“Diálogos Mulheres Negras Rumo a um Planeta 50-50: contra o Racismo e a Violência e pelo Bem Viver” celebram, na Universidade de Brasília, 30 anos de articulação política de ativistas afro-brasileiras

 

por Vanessa Vieira, Secom UnB

 

“Se a carga para todas as mulheres é pesada, para nós, mulheres negras e indígenas, é muito mais. Sobre nós recai não só o peso do machismo, mas também do racismo.” A afirmação da educadora quilombola Givânia Maria da Silva sintetiza a importância do seminário Diálogos Mulheres Negras Rumo a um Planeta 50-50: contra o Racismo e a Violência e pelo Bem-Viver, realizado nesta quarta-feira (20), em parceria entre a Universidade de Brasília e a ONU Mulheres.

O seminário encerrou o ciclo de três encontros da ONU Mulheres Negras Rumo a um Planeta 50-50 em 2030, realizados na capital com objetivo de debater gênero e raça na realidade do Brasil e da América Latina. A abordagem presente nos eventos relacionou a temática aos Objetivos de Desenvolvimento Sustentável (ODS), que integram a agenda 2030 das Nações Unidas.

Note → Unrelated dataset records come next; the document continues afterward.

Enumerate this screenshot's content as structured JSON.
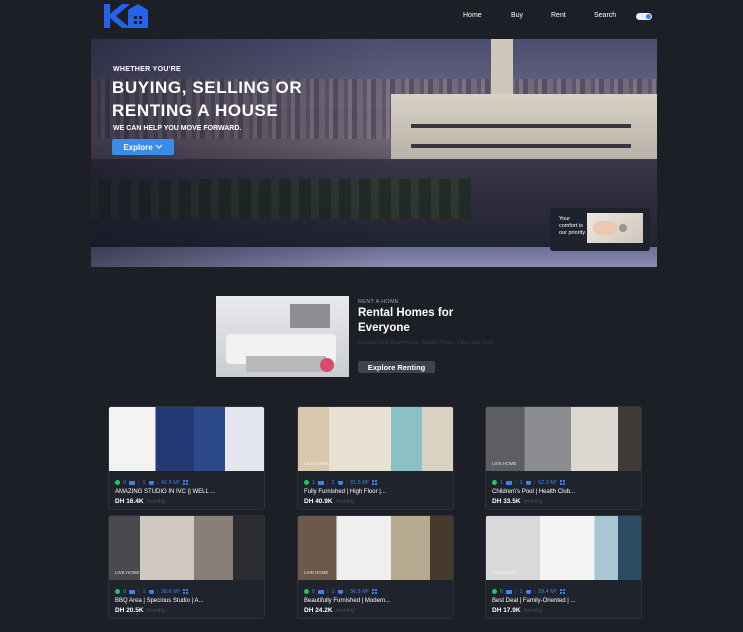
{
  "nav": {
    "links": [
      "Home",
      "Buy",
      "Rent",
      "Search"
    ]
  },
  "hero": {
    "kicker": "WHETHER YOU'RE",
    "headline_1": "BUYING, SELLING OR",
    "headline_2": "RENTING A HOUSE",
    "sub": "WE CAN HELP YOU MOVE FORWARD.",
    "explore_label": "Explore",
    "comfort_text": "Your comfort is our priority."
  },
  "rent_section": {
    "label": "RENT A HOME",
    "title": "Rental Homes for Everyone",
    "description": "Explore from Apartments, Builder floors, villas and more",
    "button_label": "Explore Renting"
  },
  "listings": [
    {
      "title": "AMAZING STUDIO IN IVC || WELL ...",
      "price": "DH 16.4K",
      "period": "/monthly",
      "available": "0",
      "beds": "1",
      "baths": "42.5 M²",
      "brand": ""
    },
    {
      "title": "Fully Furnished | High Floor |...",
      "price": "DH 40.9K",
      "period": "/monthly",
      "available": "1",
      "beds": "2",
      "baths": "81.5 M²",
      "brand": "LIVE HOME"
    },
    {
      "title": "Children\\'s Pool | Health Club...",
      "price": "DH 33.5K",
      "period": "/monthly",
      "available": "1",
      "beds": "1",
      "baths": "62.3 M²",
      "brand": "LIVE HOME"
    },
    {
      "title": "BBQ Area | Specious Studio | A...",
      "price": "DH 20.5K",
      "period": "/monthly",
      "available": "0",
      "beds": "1",
      "baths": "38.6 M²",
      "brand": "LIVE HOME"
    },
    {
      "title": "Beautifully Furnished | Modern...",
      "price": "DH 24.2K",
      "period": "/monthly",
      "available": "0",
      "beds": "1",
      "baths": "36.5 M²",
      "brand": "LIVE HOME"
    },
    {
      "title": "Best Deal | Family-Oriented | ...",
      "price": "DH 17.9K",
      "period": "/monthly",
      "available": "0",
      "beds": "1",
      "baths": "29.4 M²",
      "brand": "LIVE HOME"
    }
  ],
  "colors": {
    "background": "#1c1f26",
    "accent": "#3b8beb",
    "card": "#1f232c",
    "ok": "#22c55e"
  },
  "icons": [
    "home-logo-icon",
    "chevron-down-icon",
    "check-circle-icon",
    "bed-icon",
    "bath-icon",
    "area-grid-icon"
  ]
}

“Apesar de não ser um ODS em específico, a questão de gênero e raça é transversal a vários dos objetivos. Inserir esse debate na agenda é uma oportunidade de pautar de forma mais efetiva a questão das mulheres negras, pois a ONU dialoga com governos e sociedade civil”, detalhou Givânia, que também é doutoranda em Sociologia na UnB e membra do Comitê Mulheres Negras Rumo a um Planeta 50-50 em 2030.

Integrando a mesa de abertura do seminário, a reitora Márcia Abrahão ressaltou a importância da luta pela igualdade de gênero. “Sou a primeira reitora mulher em 56 anos de Universidade. Somos maioria entre estudantes, mas, quando chega nos cargos de gestão, uma minoria se estabelece. Tenho a obrigação de deixar um legado para mulheres, particularmente as negras”, disse. A reitora destacou que a iniciativa fortalece a parceria já existente entre a ONU Mulheres e a UnB.

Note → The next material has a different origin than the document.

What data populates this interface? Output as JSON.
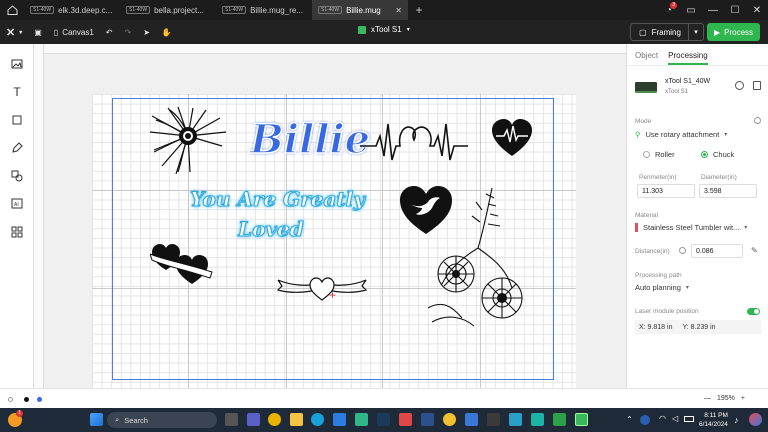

Representando coletivos de estudantes negras da UnB, Ingrid Ohana Moura defendeu que a política de cotas raciais seja estendida à pós-graduação. “Espero um dia ter um ambiente acadêmico mais representativo, sem assédio e racismo. Nós, mulheres negras universitárias, precisamos de oportunidades, temos pressa”, sustentou a ativista, que integrou a mesa de abertura do seminário.

Direitos iguais – Avanços nas políticas públicas de igualdade de direitos e de participação política e combate à intolerância e à violência são reivindicações apontadas por Creuza Oliveira, secretária geral da Federação Nacional das Trabalhadoras Domésticas e membra do Comitê Mulheres Negras Rumo a um Planeta 50-50 em 2030. “Estamos completando 130 anos de abolição da escravatura, mas, quando assinaram a lei, não assinaram nossas carteiras de trabalho, não nos deram moradia e oportunidade iguais. Falo em nome das trabalhadoras domésticas que ainda hoje vivem retrocessos trabalhistas”, disse a ativista.

Creuza Oliveira defendeu que população negra seja representada na esfera política. “Queremos estar nos espaços de decisão, para que a população negra tenha visibilidade. Marielle é um dos casos de extermínio: mulher jovem e negra, que conseguiu chegar a um espaço de poder tão difícil para nós. Poucas mulheres negras conseguem ser eleitas e, quando chegam ao poder, querem calar nossa voz”, protestou, em referência ao assassinato ocorrido em março.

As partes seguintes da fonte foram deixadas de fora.